David Bowes-Lyon, whose father was a first cousin of the Queen Mother once removed, accused the show of fabricating the storyline involving the Bowes-Lyon sisters, who it’s claimed were kept secret from royal family members, including Princess Margaret (Helena Bonham Carter). In episode seven of season 4, Margaret discovers that her relatives (the Queen Mother’s nieces Nerissa and Katherine Bowes-Lyon) who were born with severe learning difficulties, were allegedly placed in an institution.
According to Bowes-Lyon, Princess Margaret was aware of their existence and the pair have had several conversations about the sisters. “She knew exactly who they were and what had happened,” he told The Telegraph. “It is completely wrong to say they were forgotten and certified as lunatics.” He added that the family was “frustrated and would like the record put straight”.

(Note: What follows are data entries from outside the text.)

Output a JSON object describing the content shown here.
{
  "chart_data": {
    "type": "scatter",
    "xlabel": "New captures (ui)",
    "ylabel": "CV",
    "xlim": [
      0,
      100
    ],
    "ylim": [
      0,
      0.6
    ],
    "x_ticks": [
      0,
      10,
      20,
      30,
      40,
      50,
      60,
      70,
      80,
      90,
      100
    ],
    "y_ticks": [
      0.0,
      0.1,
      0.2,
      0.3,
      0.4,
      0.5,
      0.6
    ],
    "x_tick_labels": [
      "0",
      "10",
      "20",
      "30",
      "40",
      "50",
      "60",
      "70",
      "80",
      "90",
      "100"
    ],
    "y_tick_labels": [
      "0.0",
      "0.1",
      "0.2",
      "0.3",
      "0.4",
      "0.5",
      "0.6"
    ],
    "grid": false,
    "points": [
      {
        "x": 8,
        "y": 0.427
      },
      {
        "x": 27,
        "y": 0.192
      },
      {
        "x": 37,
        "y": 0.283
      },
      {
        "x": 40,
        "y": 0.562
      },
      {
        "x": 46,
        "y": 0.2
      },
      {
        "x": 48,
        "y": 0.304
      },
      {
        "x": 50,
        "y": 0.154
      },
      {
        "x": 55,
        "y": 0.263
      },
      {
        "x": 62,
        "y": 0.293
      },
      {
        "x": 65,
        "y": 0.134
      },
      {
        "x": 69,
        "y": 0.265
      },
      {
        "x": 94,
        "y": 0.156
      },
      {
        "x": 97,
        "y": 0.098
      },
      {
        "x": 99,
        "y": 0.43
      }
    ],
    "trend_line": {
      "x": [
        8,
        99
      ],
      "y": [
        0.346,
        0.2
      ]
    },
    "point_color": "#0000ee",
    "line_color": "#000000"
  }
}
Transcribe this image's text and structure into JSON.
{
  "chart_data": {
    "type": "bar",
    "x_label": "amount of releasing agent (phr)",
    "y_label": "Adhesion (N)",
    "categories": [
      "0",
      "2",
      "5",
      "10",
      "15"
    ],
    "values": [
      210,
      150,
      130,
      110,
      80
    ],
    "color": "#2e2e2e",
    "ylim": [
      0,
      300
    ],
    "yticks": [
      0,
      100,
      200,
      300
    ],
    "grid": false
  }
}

He added: “I’m probably the only member of the family who could publicly say anything about this.”
Princess Diana’s brother, Earl Spencer, voiced concerns about the way the show is being received by viewers. He said that some people view the show as a “history lesson.” Speaking to Alan Titchmarsh on Love Your Weekend, he said: "The worry for me is that people see a programme like that and they forget that it is fiction".
"They assume," he continued. "Especially foreigners – I find Americans tell me they watch The Crown as if they’ve taken a history lesson. Well, they haven’t."
Spencer added: "It is very hard. There is a lot of conjecture and a lot of invention, isn’t there? You can hang it on fact but the bits in between are not fact."